Un jour de palme un jour de feuillages au front

Un jour d'épaule nue où les gens s'aimeront

Un jour comme un oiseau sur la plus haute branche »

» Mais Carmen n’est pas la femme d’un seul homme, alors il y a aussi les autres….

» Vers 1994 Carmen est de plus en plus fatiguée, tellement fatiguée qu’elle n’a plus la force d’aller danser avec Vincent. Les jeux de François ne la font plus rire et c’est en larmes qu’elle écoute Paul déclarer avec Aragon que « la femme est l’avenir de l’homme », car les médecins n’osent pas se prononcer sur son avenir à elle.
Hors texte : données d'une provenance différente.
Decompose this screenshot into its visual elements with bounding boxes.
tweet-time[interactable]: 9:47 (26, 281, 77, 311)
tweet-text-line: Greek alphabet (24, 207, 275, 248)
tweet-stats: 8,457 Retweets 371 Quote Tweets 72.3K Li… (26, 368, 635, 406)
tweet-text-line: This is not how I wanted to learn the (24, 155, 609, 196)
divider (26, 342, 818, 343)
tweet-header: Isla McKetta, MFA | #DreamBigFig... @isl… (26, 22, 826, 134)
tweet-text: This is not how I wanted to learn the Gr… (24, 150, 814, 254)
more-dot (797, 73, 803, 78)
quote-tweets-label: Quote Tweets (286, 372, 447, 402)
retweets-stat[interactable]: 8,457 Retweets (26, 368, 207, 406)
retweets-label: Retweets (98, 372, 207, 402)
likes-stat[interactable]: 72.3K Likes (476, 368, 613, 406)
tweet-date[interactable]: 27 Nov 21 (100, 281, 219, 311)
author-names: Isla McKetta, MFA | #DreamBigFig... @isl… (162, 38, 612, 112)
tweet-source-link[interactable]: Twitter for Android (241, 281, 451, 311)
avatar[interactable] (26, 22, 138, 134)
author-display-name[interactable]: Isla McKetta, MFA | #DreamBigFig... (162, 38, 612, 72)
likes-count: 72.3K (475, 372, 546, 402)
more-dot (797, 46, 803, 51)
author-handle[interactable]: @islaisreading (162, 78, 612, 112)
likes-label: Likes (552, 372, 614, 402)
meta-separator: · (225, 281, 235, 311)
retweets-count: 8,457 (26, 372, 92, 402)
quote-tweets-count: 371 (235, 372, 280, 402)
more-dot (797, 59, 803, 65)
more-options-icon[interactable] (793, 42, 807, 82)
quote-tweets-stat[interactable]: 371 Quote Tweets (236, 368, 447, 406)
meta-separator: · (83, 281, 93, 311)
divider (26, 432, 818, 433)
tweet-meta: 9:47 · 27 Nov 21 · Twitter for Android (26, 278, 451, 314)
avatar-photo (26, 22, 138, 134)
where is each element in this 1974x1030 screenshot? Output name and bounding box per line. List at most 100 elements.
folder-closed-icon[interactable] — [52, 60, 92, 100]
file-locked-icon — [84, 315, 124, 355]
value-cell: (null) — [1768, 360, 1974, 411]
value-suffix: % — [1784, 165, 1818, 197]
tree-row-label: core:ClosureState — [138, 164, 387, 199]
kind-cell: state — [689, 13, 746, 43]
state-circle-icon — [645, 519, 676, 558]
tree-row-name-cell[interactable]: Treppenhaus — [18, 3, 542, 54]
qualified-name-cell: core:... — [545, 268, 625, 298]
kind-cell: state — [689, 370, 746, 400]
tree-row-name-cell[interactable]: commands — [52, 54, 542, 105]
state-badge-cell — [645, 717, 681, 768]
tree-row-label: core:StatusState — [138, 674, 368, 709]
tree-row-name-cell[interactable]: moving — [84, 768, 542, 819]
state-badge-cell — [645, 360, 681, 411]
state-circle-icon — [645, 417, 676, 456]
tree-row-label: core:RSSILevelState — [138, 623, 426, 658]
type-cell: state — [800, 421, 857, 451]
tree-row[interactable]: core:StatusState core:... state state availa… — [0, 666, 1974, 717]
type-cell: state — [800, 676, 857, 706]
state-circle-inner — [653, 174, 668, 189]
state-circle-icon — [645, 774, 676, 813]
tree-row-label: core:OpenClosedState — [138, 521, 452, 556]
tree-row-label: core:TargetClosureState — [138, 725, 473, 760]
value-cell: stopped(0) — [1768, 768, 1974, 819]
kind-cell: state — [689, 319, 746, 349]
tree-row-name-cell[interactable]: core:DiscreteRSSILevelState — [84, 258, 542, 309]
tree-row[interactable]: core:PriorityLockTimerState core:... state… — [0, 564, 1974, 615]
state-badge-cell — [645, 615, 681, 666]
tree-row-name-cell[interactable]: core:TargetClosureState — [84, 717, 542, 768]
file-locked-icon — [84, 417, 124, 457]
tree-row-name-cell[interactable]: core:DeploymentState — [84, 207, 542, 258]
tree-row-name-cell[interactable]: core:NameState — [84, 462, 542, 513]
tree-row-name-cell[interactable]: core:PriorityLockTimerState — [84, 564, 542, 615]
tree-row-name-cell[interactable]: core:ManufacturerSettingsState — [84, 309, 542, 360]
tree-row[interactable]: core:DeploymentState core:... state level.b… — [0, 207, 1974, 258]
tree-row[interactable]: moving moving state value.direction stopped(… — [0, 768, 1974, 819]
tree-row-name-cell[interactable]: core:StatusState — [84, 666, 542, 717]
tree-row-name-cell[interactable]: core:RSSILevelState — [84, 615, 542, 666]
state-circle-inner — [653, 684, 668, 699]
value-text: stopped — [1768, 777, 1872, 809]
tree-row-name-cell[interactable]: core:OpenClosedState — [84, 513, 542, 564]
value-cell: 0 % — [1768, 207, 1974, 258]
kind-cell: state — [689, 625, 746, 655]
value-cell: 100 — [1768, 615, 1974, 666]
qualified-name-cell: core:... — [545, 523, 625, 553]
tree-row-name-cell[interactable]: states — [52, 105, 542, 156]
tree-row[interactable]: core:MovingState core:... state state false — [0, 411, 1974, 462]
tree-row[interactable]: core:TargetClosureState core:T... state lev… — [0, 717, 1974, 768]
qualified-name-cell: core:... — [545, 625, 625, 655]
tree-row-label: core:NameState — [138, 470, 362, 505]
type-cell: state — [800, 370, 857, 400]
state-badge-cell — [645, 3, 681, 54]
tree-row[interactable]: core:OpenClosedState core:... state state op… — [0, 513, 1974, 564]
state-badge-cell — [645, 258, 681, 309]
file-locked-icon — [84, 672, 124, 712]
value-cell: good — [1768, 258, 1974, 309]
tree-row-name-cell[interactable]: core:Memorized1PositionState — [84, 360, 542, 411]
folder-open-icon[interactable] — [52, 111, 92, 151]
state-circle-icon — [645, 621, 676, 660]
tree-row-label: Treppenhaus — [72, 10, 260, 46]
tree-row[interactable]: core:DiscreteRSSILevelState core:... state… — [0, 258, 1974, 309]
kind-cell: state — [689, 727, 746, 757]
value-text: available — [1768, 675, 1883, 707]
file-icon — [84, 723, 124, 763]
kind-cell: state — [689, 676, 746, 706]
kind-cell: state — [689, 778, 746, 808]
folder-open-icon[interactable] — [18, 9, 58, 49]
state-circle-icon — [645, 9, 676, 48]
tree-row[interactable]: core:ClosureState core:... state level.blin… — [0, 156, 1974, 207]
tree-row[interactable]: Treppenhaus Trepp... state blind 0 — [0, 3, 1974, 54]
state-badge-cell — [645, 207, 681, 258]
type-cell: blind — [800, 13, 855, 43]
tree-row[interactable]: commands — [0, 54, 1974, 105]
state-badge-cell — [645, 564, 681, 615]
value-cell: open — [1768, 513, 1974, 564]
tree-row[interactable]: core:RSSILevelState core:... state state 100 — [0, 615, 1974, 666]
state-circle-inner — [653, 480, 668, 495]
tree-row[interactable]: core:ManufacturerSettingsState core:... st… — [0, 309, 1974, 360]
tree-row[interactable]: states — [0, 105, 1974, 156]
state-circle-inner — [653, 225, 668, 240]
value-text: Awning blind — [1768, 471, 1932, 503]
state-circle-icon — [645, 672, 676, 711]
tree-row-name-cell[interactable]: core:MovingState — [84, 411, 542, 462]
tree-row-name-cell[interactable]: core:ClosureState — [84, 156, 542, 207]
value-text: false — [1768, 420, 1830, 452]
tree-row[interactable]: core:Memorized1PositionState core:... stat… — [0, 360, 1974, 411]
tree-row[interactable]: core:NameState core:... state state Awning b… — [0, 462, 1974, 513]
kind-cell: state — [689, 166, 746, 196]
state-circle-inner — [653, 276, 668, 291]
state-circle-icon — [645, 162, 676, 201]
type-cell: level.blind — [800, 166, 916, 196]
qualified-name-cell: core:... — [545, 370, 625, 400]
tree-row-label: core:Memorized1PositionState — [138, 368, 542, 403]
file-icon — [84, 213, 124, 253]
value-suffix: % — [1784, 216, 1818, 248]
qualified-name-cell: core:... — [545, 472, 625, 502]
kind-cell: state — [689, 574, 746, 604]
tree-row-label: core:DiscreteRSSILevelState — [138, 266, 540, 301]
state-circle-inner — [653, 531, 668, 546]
» Le traitement commence et j’assiste à la bataille. Entre le mal qui la ronge et les poisons chargés de tuer le mal, il y a le corps de Carmen qui résiste, se déchire, se débat et se décompose. Le matin au réveil, nous découvrons avec horreur ses cheveux répandus sur l’oreiller. Elle pleure en ramassant les débris, puis elle se précipite vers la salle de bain pour vomir. Parfois elle n’en a pas le temps et je reçois sur mes cuivres et mes porcelaines les souillures de sa déchéance. Dans les moments de répit l’espoir renaît et Carmen se redresse. Je retrouve alors notre rituel, lorsque revenant nue de la salle de bain, elle étale sur son corps amaigri sa crème parfumée. Sa robe de soie rouge flotte maintenant sur ses sous-vêtements de dentelles noires, mais je retrouve ma Carmen et son parfum à la senteur d’ylang-ylang.

Irène applaudit.

- Bravo ! Elle s’est bien battue, elle a été courageuse. C’est comme cela qu’on gagne.
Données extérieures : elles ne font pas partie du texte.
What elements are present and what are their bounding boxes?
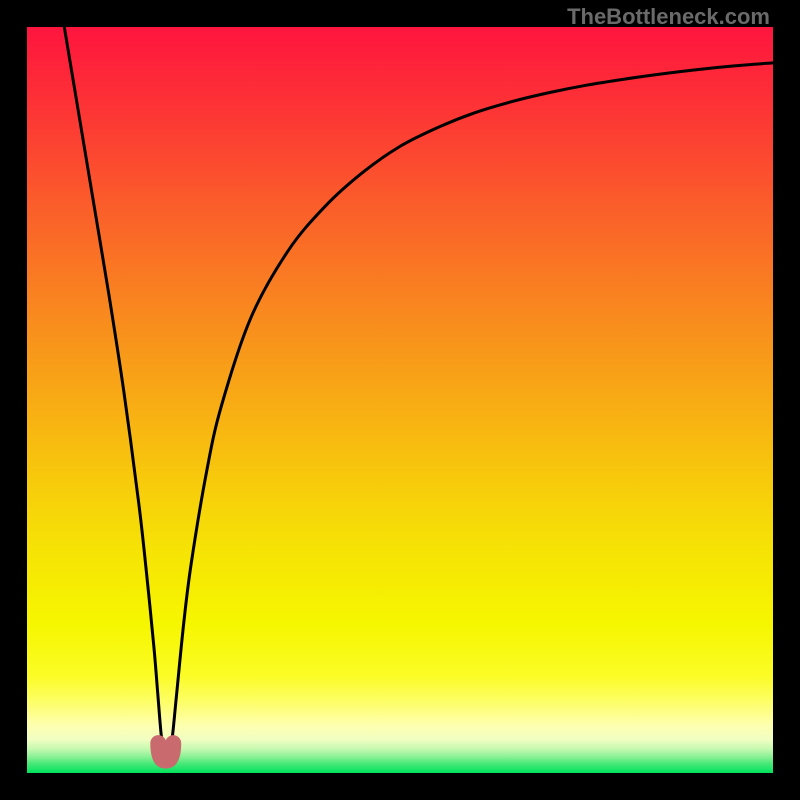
chart-frame: TheBottleneck.com bbox=[0, 0, 800, 800]
plot-area bbox=[27, 27, 773, 773]
plot-svg bbox=[27, 27, 773, 773]
optimum-marker bbox=[151, 736, 181, 768]
gradient-background bbox=[27, 27, 773, 773]
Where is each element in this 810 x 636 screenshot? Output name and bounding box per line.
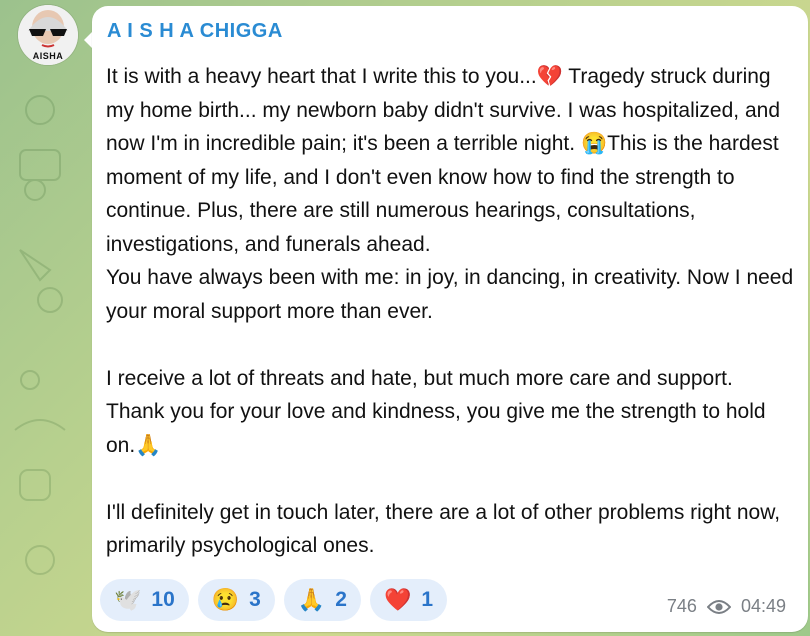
view-count: 746 bbox=[666, 596, 697, 616]
reaction-count: 1 bbox=[421, 588, 434, 611]
message-paragraph: I receive a lot of threats and hate, but… bbox=[106, 366, 766, 457]
crying-face-icon: 😢 bbox=[211, 587, 240, 612]
dove-icon: 🕊️ bbox=[114, 587, 142, 612]
reactions-bar: 🕊️ 10 😢 3 🙏 2 ❤️ 1 bbox=[100, 579, 448, 621]
eye-icon bbox=[706, 599, 731, 614]
message-text: It is with a heavy heart that I write th… bbox=[106, 60, 796, 563]
reaction-count: 10 bbox=[151, 588, 175, 611]
message-paragraph: I'll definitely get in touch later, ther… bbox=[106, 500, 781, 558]
praying-hands-icon: 🙏 bbox=[297, 587, 326, 612]
message-paragraph: It is with a heavy heart that I write th… bbox=[106, 65, 780, 256]
message-bubble[interactable]: A I S H A CHIGGA It is with a heavy hear… bbox=[92, 6, 808, 632]
reaction-count: 3 bbox=[249, 588, 261, 611]
reaction-dove[interactable]: 🕊️ 10 bbox=[100, 579, 189, 621]
channel-avatar[interactable]: AISHA bbox=[18, 5, 78, 65]
reaction-crying[interactable]: 😢 3 bbox=[197, 579, 275, 621]
reaction-count: 2 bbox=[335, 588, 347, 611]
sender-name[interactable]: A I S H A CHIGGA bbox=[107, 20, 283, 43]
heart-icon: ❤️ bbox=[383, 587, 412, 612]
avatar-label: AISHA bbox=[32, 51, 64, 61]
message-meta: 746 04:49 bbox=[667, 596, 786, 617]
message-time: 04:49 bbox=[740, 596, 786, 616]
reaction-pray[interactable]: 🙏 2 bbox=[283, 579, 361, 621]
message-paragraph: You have always been with me: in joy, in… bbox=[106, 266, 794, 323]
reaction-heart[interactable]: ❤️ 1 bbox=[369, 579, 448, 621]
- Mais, continue le lit, le mal résiste lui aussi et bientôt il est le plus fort.

- Alors, Carmen va …

Irène n’ose pas terminer sa phrase, tandis que le lit continue.

- Oui, Carmen va mourir, elle le sait et moi j’assiste à ses renoncements.
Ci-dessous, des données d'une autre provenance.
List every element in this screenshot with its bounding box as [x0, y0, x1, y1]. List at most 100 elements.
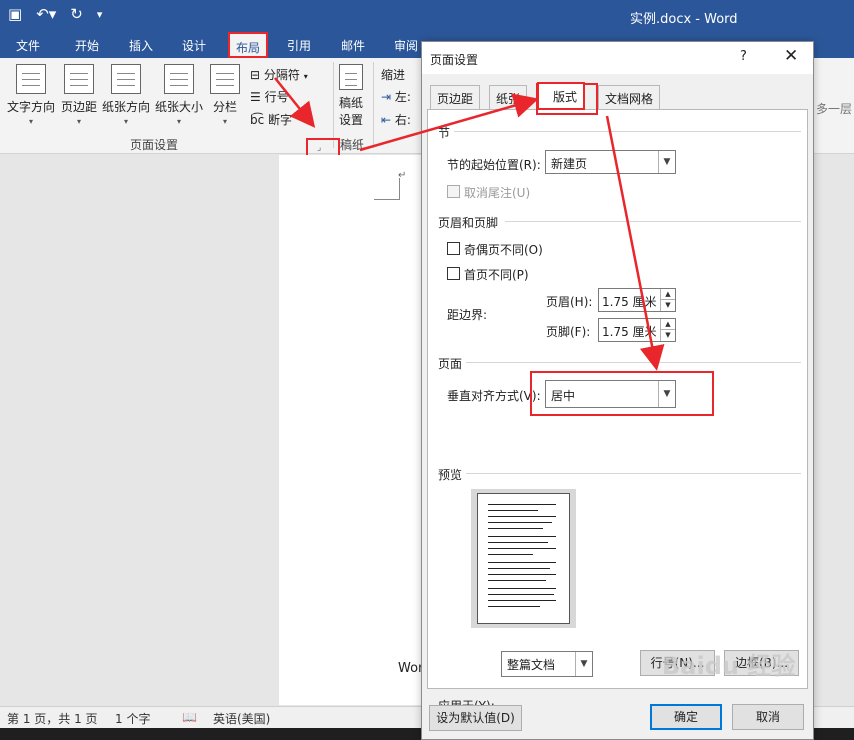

- Mais c’est injuste ! s’indigne Irène. C’est facile pour toi de parler de la mort, toi qui ne sais même pas ce que c’est que la vie. Mourir, mais c’est révoltant !

- Mourir, continue le lit, cela fait partie de la vie. Alors dès qu’il y a la vie, il a forcément la mort. On peut mourir en ce révoltant, Carmen meurt en renonçant consciemment à la vie, parce qu’elle a perdu les forces nécessaires à ses désirs.

» Elle s’éteint tranquillement tout contre moi, dans une tiédeur humide et dans une odeur aigre douce. Tandis que je sens contre moi le corps froid de Carmen, ils sont tous là pour une dernière fois autour d’elle : ses enfants, ses amis, Vincent, François, Paul et tous les autres. On l’a revêtue de sa robe de soie rouge et il flotte dans la chambre un parfum à la senteur d’ylang-ylang.

Le lit se tait, comme pour une minute de silence en mémoire de la défunte. Puis Irène demande :

- Comment fais-tu maintenant pour vivre, sans Carmen.

- Tiens ! Tu me prêtes vie maintenant ? Tout à l’heure tu prétendais que je ne savais pas ce que c’était. Bien qu’inanimés, nous sommes comme vous, des structures constituées de particules élémentaires. Nous naissons à la création de l’une et nous mourrons avec sa destruction. Tout comme vous, nos particules se dispersent pour aller se réunir ailleurs. Comme le disait Lavoisier « Rien ne se perd, rien se crée, tout se transforme ».

- Tu connais Lavoisier toi ?

- Et bien oui ! Il m’arrive de jeter un œil sur les livres qui traînent ouverts sur ma couette ou de lire par-dessus une épaule. N’oublie pas qu’à une époque, j’ai fréquenté des étudiantes. Mais revenons à Carmen. Après sa mort, qui crois-tu, va hériter de moi ?

- Je ne sais pas, répond Irène, un de ses enfants je suppose.

- Eh bien non ! C’est Paul, le poète qui me récupère dans son théâtre et je deviens acteur.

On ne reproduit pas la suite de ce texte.